Второй Всероссийский съезд Советов рабочих и солдатских депутатов принял декрет о земле, в котором большевики целиком воспроизводят принципы, указанные в крестьянских наказах... Как бы ни разрешился земельный вопрос, какая бы программа ни легла в основу осуществления перехода земли к крестьянам, – это не составит помехи для прочного союза крестьян и рабочих. Важно лишь то, что если крестьяне веками упорно добиваются отмены собственности на землю, то она должна быть отменена.
Первыми общенациональными декретами Советской власти были декрет о мире и декрет о земле (о них и упоминает Ленин в своем выступлении). Первый декрет предлагал «всем воюющим народам и их правительствам начать немедленно переговоры о справедливом демократическом мире.
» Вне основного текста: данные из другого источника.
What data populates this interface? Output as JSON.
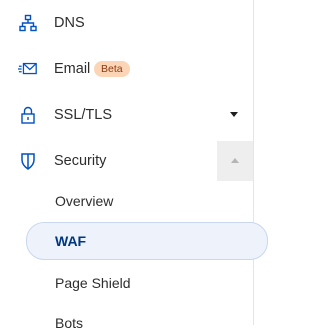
{
  "nav": {
    "dns": {
      "label": "DNS",
      "icon": "network-icon"
    },
    "email": {
      "label": "Email",
      "badge": "Beta",
      "icon": "envelope-icon"
    },
    "ssl": {
      "label": "SSL/TLS",
      "icon": "lock-icon",
      "chevron": "chevron-down-icon"
    },
    "security": {
      "label": "Security",
      "icon": "shield-icon",
      "chevron": "chevron-up-icon",
      "subitems": [
        {
          "label": "Overview"
        },
        {
          "label": "WAF",
          "active": true
        },
        {
          "label": "Page Shield"
        },
        {
          "label": "Bots"
        }
      ]
    }
  },
  "colors": {
    "icon": "#0051c3",
    "active_text": "#003681",
    "active_bg": "#eef3fb",
    "badge_bg": "#fbd5b6"
  }
}
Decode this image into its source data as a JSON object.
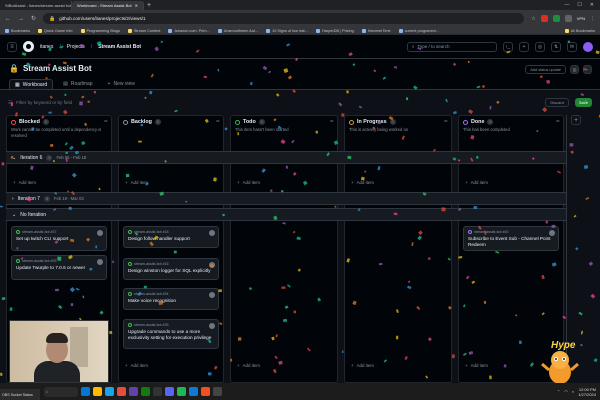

Справедливым или демократическим миром, которого жаждет подавляющее большинство истощенных, измученных и истерзанных войной рабочих и трудящихся классов всех воюющих стран, – миром, которого самым определенным и настойчивым образом требовали русские рабочие и крестьяне после свержения царской монархии, – таким миром Правительство считает немедленный мир без аннексий (т. е. без захвата чужих земель, без насильственного присоединения чужих народностей) и без контрибуций. Такой мир предлагает Правительство России заключить всем воюющим народам немедленно, выражая готовность сделать без малейшей оттяжки тотчас же все решительные шаги впредь до окончательного утверждения всех условий такого мира полномочными собраниями народных представителей всех стран и всех наций». Второй декрет гласил, что «1) Помещичья собственность на землю отменяется немедленно без всякого выкупа. 2) Помещичьи имения, равно как все земли удельные, монастырские, церковные, со всем их живым и мертвым инвентарем, усадебными постройками и всеми принадлежностями переходят в распоряжение волостных земельных комитетов и уездных Советов крестьянских депутатов, впредь до Учредительного собрания. 3) Какая бы то ни было порча конфискуемого имущества, принадлежащего отныне всему народу, объявляется тяжким преступлением, караемым революционным судом. Уездные Советы крестьянских депутатов принимают все необходимые меры для соблюдения строжайшего порядка при конфискации помещичьих имений, для определения того, до какого размера участки и какие именно подлежат конфискации, для составления точной описи всего конфискуемого имущества и для строжайшей революционной охраны всего переходящего к народу хозяйства на земле со всеми постройками, орудиями, скотом, запасами продуктов и проч.».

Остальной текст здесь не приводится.